D150: Failing students get scores artificially boosted

Part of the new grading scale at District 150 this year includes this directive:

If a student puts forth the effort and completes an assignment but receives less than 50%, the grade shall be recorded as 50%.

This means that when a student earns a low score, he receives a higher score. It means that if a student takes a quiz with ten questions on it, and he only gets two questions right, he’ll essentially be credited with getting five questions right. He didn’t really get five questions right, but we’re going to put it on the books that he did. We’re going to lie about his achievement. Call it what you want, justify it as you will, the bottom line is the district has now made it a policy that teachers must lie about their students’ achievement if that student earns a grade less than 50%.
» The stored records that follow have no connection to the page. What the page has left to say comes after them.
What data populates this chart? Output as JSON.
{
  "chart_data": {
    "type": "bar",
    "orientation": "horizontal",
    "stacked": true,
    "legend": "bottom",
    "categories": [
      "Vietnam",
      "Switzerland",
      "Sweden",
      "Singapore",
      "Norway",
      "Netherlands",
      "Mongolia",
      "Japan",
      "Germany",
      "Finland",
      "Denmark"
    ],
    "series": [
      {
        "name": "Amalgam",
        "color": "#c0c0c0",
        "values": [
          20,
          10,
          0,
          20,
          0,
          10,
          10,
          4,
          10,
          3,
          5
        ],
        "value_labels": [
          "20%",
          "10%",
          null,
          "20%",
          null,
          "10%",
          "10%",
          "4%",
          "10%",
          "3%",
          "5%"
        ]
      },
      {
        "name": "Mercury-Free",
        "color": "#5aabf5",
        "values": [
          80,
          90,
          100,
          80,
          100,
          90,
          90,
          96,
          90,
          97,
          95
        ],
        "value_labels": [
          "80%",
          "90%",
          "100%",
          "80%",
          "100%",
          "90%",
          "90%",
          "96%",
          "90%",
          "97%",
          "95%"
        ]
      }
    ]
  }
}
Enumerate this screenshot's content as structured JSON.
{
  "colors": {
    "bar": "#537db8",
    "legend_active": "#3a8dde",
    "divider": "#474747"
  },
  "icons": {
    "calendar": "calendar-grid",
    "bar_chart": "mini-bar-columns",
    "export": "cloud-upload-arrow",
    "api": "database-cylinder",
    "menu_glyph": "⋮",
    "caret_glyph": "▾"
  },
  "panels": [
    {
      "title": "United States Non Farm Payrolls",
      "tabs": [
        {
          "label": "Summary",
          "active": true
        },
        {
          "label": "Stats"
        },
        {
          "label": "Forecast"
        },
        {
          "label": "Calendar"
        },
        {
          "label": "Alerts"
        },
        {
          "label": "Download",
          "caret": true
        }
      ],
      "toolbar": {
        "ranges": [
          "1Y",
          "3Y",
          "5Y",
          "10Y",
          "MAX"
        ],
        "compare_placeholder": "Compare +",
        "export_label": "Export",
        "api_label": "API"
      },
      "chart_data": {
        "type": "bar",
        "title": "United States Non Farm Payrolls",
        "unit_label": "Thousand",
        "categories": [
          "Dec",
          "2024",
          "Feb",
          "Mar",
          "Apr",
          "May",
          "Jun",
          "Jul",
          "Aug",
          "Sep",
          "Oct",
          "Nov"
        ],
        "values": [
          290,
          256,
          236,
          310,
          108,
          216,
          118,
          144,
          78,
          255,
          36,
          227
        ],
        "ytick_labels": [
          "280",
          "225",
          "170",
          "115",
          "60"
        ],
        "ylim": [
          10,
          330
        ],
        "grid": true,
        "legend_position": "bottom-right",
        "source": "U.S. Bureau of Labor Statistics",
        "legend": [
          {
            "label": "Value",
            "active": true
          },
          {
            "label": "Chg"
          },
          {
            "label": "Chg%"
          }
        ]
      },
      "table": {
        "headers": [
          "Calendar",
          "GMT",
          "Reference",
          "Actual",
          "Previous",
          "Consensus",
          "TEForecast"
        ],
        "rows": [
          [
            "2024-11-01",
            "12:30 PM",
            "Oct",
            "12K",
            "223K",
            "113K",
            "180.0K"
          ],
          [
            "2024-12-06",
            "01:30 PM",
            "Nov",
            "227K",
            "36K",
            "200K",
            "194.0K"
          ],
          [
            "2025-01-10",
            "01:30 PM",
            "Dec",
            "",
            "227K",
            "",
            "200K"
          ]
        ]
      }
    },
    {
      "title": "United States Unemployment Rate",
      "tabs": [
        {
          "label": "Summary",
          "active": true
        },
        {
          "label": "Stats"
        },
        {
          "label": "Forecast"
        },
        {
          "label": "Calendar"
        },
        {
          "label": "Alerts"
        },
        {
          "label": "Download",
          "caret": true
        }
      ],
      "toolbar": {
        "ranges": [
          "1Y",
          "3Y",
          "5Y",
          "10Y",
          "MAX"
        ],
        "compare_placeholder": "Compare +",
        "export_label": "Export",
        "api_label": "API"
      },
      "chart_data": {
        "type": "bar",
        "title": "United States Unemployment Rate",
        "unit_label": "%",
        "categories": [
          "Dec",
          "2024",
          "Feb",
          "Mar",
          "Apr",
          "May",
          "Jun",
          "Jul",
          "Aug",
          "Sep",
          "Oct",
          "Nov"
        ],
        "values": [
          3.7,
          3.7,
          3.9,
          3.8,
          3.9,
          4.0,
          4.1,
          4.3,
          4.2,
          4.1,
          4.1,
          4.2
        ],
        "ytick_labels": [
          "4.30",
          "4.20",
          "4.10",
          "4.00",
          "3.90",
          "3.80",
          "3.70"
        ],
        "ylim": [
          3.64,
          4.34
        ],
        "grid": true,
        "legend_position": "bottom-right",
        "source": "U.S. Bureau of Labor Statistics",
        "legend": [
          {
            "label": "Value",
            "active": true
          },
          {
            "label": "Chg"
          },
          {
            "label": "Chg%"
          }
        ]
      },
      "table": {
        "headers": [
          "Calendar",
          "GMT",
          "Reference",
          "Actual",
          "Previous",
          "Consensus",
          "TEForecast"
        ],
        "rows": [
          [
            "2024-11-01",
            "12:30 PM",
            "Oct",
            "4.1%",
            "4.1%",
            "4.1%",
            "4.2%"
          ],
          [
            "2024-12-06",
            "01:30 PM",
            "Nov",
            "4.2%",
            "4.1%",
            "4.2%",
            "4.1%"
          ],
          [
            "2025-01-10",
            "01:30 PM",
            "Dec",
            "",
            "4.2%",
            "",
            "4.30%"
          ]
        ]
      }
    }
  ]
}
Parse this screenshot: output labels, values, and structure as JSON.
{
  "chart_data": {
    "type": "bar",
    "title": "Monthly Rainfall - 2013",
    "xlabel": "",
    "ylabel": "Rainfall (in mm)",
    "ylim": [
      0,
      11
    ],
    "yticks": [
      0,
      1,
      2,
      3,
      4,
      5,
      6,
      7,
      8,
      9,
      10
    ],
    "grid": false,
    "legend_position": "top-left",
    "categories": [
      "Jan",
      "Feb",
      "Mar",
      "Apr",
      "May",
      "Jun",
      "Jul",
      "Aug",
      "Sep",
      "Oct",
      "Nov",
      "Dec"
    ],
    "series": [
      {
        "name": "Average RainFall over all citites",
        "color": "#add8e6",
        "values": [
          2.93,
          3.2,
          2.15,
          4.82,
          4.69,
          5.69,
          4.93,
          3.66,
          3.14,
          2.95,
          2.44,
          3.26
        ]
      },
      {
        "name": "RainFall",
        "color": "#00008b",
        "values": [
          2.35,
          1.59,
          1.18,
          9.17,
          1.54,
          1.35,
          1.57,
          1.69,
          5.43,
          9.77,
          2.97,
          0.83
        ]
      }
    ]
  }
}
It’s hard to fathom how a group of educational experts could come up with such a system — a system that gives credit where credit isn’t due — and defend it. The justifications I’ve heard for this policy seem to indicate that the most important thing in education is not actually learning (or, God-forbid, mastering) the material. Instead, the most important thing is to maintain a child’s self-esteem and motivation to learn. Getting low scores reduces the child’s self-esteem and lessens their motivation to learn. Hence, the solution is to artificially eliminate the lowest scores.

Did you see that? The blame is placed on the scoring, not on the performance. If we can just fix the scores, then we’ve solved the problem! That’s like seeing the check engine light go on in your car, taking the bulb out so it doesn’t light up anymore, and thinking you’ve fixed your engine.

One of the things that lowers a student’s motivation, they say, is if he somehow misses a big assignment (earning a “0”) or really blows it on a test (earning a very low score), and discovers that it will be mathematically challenging to bring his semester average up as a result. Now, back in the educational dark ages when I was a child, that student could dig himself out of that hole by doing extra-credit assignments to bring up his overall grade. That is, he could do extra work to earn that higher grade. But in our more enlightened era, educational experts have determined that it’s better to just give the student credit he didn’t earn instead — and you’re just an old fuddy-duddy who probably favors nuns rapping students’ knuckles with a ruler if you believe in those old, hackneyed values of earning the grade.

I’m surprised the district didn’t just decide that 60% would be the lowest grade attainable — 60 being the new passing-grade cutoff. After all, under the new grading system, it’s still possible (albeit difficult) for a child to fail. Why not remove the possibility completely? Instead of giving out failing grades for failing work (and risk demotivating the students), why not just declare that all work (or even no work) is passable? Imagine how happy (and presumably motivated) our school kids will be then!

I probably shouldn’t have suggested it. The district just might do it.